その様子を見つめながら、俺はあらかじめ言おうと思っていたことを魔族たちに宣言をした。
「まずはここで諸君らに宣言しておこう。俺は先代魔王が行使していた三つの固有能力を諸君らに使用することは決して無い!!」
その言葉に、後ろに位置していたレティシアとルーシーは当然として、眼下の魔族たちも驚愕に包まれていた。
「この固有能力を知るために『四天王筆頭 リディア・レヴァンティン』には行使をした。だが、彼女にかけた洗脳や隷属も機を見て解除することを約束しよう」
そして、喧騒が収まらない中でも構わず俺は言葉を続けていく。
「諸君らから本当の意味での『信頼』を得るためには、固有能力に頼っていては行けないと思っているからだ。そして俺は、そんなものを使わなくとも信頼を得られると確信している!!」
「なるほど。それがエルランド様のやり方……なのですね……」
「ふふふ。とても素敵な殿方ですね。どこかの人間族の王とはやはり器が違います」
「くくく……でらまずは手始めとして、今日の人間軍との一戦での『勝利』を約束しよう!!そして、この俺が最前線に立つことで、味方であることを証明しようではないか」
俺がそう宣言をすると、眼下の魔族からは雄叫びが上がった。
くくく。それはそうだろう。格下だと侮っていた人間たちに連戦連敗を喫していたのだからな。
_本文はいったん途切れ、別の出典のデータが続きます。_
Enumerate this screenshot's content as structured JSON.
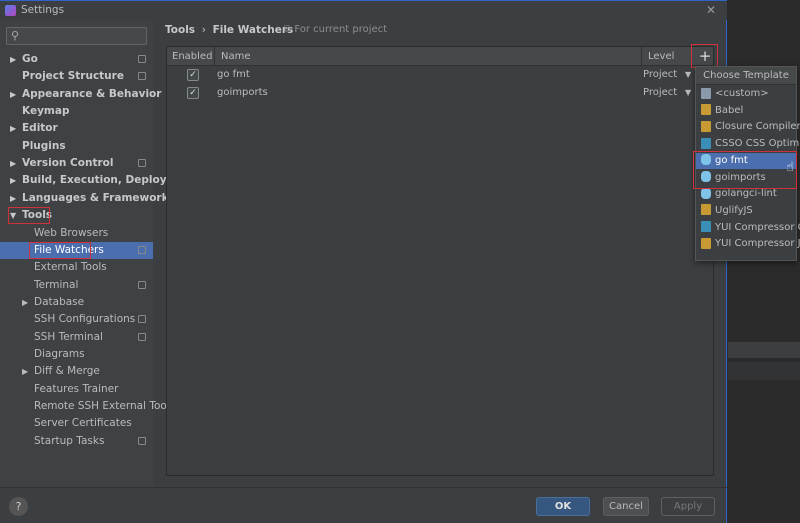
{
  "window": {
    "title": "Settings",
    "close_icon": "close-icon"
  },
  "search": {
    "placeholder": ""
  },
  "sidebar": {
    "items": [
      {
        "label": "Go",
        "bold": true,
        "arrow": true,
        "proj": true
      },
      {
        "label": "Project Structure",
        "bold": true,
        "proj": true
      },
      {
        "label": "Appearance & Behavior",
        "bold": true,
        "arrow": true
      },
      {
        "label": "Keymap",
        "bold": true
      },
      {
        "label": "Editor",
        "bold": true,
        "arrow": true
      },
      {
        "label": "Plugins",
        "bold": true
      },
      {
        "label": "Version Control",
        "bold": true,
        "arrow": true,
        "proj": true
      },
      {
        "label": "Build, Execution, Deployment",
        "bold": true,
        "arrow": true
      },
      {
        "label": "Languages & Frameworks",
        "bold": true,
        "arrow": true
      },
      {
        "label": "Tools",
        "bold": true,
        "arrow": true,
        "expanded": true
      },
      {
        "label": "Web Browsers",
        "indent": 1
      },
      {
        "label": "File Watchers",
        "indent": 1,
        "selected": true,
        "proj": true
      },
      {
        "label": "External Tools",
        "indent": 1
      },
      {
        "label": "Terminal",
        "indent": 1,
        "proj": true
      },
      {
        "label": "Database",
        "indent": 1,
        "arrow": true
      },
      {
        "label": "SSH Configurations",
        "indent": 1,
        "proj": true
      },
      {
        "label": "SSH Terminal",
        "indent": 1,
        "proj": true
      },
      {
        "label": "Diagrams",
        "indent": 1
      },
      {
        "label": "Diff & Merge",
        "indent": 1,
        "arrow": true
      },
      {
        "label": "Features Trainer",
        "indent": 1
      },
      {
        "label": "Remote SSH External Tools",
        "indent": 1
      },
      {
        "label": "Server Certificates",
        "indent": 1
      },
      {
        "label": "Startup Tasks",
        "indent": 1,
        "proj": true
      }
    ]
  },
  "breadcrumb": {
    "parent": "Tools",
    "separator": "›",
    "current": "File Watchers",
    "scope": "For current project"
  },
  "table": {
    "headers": {
      "enabled": "Enabled",
      "name": "Name",
      "level": "Level"
    },
    "rows": [
      {
        "enabled": true,
        "name": "go fmt",
        "level": "Project"
      },
      {
        "enabled": true,
        "name": "goimports",
        "level": "Project"
      }
    ],
    "add_label": "+"
  },
  "popup": {
    "title": "Choose Template",
    "items": [
      {
        "label": "<custom>",
        "icon": "custom-icon",
        "color": "#8a9aaa"
      },
      {
        "label": "Babel",
        "icon": "js-icon",
        "color": "#c79a34"
      },
      {
        "label": "Closure Compiler",
        "icon": "js-icon",
        "color": "#c79a34"
      },
      {
        "label": "CSSO CSS Optimizer",
        "icon": "css-icon",
        "color": "#3a8fb7"
      },
      {
        "label": "go fmt",
        "icon": "gopher-icon",
        "color": "#7fc3e8",
        "selected": true
      },
      {
        "label": "goimports",
        "icon": "gopher-icon",
        "color": "#7fc3e8"
      },
      {
        "label": "golangci-lint",
        "icon": "gopher-icon",
        "color": "#7fc3e8"
      },
      {
        "label": "UglifyJS",
        "icon": "js-icon",
        "color": "#c79a34"
      },
      {
        "label": "YUI Compressor CSS",
        "icon": "css-icon",
        "color": "#3a8fb7"
      },
      {
        "label": "YUI Compressor JS",
        "icon": "js-icon",
        "color": "#c79a34"
      }
    ]
  },
  "buttons": {
    "help": "?",
    "ok": "OK",
    "cancel": "Cancel",
    "apply": "Apply"
  },
  "colors": {
    "selection": "#4b6eaf",
    "highlight": "#d2313b",
    "primary_button": "#365880"
  }
}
「この俺が諸君らの為に采配を振るう。魔王軍の勝利の為に共に邁進しようではないか!!」
俺はそう締めくくり、演壇を降りてレティシアの元へと歩いて行った。
後ろでは魔族たちが俺の名を叫んでいる。
その声は決して『怨嗟』の声では無い。
奴らの『期待』を裏切らないようにしなければな。
「お疲れ様です。エルランド様。流石の演説でした」
「まぁ大切なのはこれからだ。今の言葉が嘘にならないようにしなければな」
微笑みを浮かべるレティシアに俺はそう言葉を返した。
そして、隣に控えるルーシーに指示を飛ばした。
「ルーシー。東の城門前に『全魔族』を集結させろ。今すぐにだ」
「了解しました。直ちに」
彼女はそう言うと首を縦に振ったあと姿を消した。
「……全魔族ですか」
「そうだ。戦力の小出しは愚の骨頂だからな。今日の一戦を『圧勝』で終えることによって、さらに士気を上げて行くのが目的だ」
「なるほど。理解いたしました」
そして、俺は一つ笑みを浮かべながらレティシアの身体を抱き寄せる。
「さて。ルーシーが全魔族を集めるまでには一時間ほどと踏んでいる」
「ふふふ……そうですね。『多少の時間』は必要かと思いますからね」
俺の思考を読み取ったレティシアが蠱惑的な笑みを浮かべた。
「お前の身体を楽しませてもらうぞ、レティシア」
「はい。私もエルランド様に抱かれるのは幸せですので」
こうして、俺は昨夜と同じように彼女の身体を楽しみながら決戦までの時間を過ごして行った。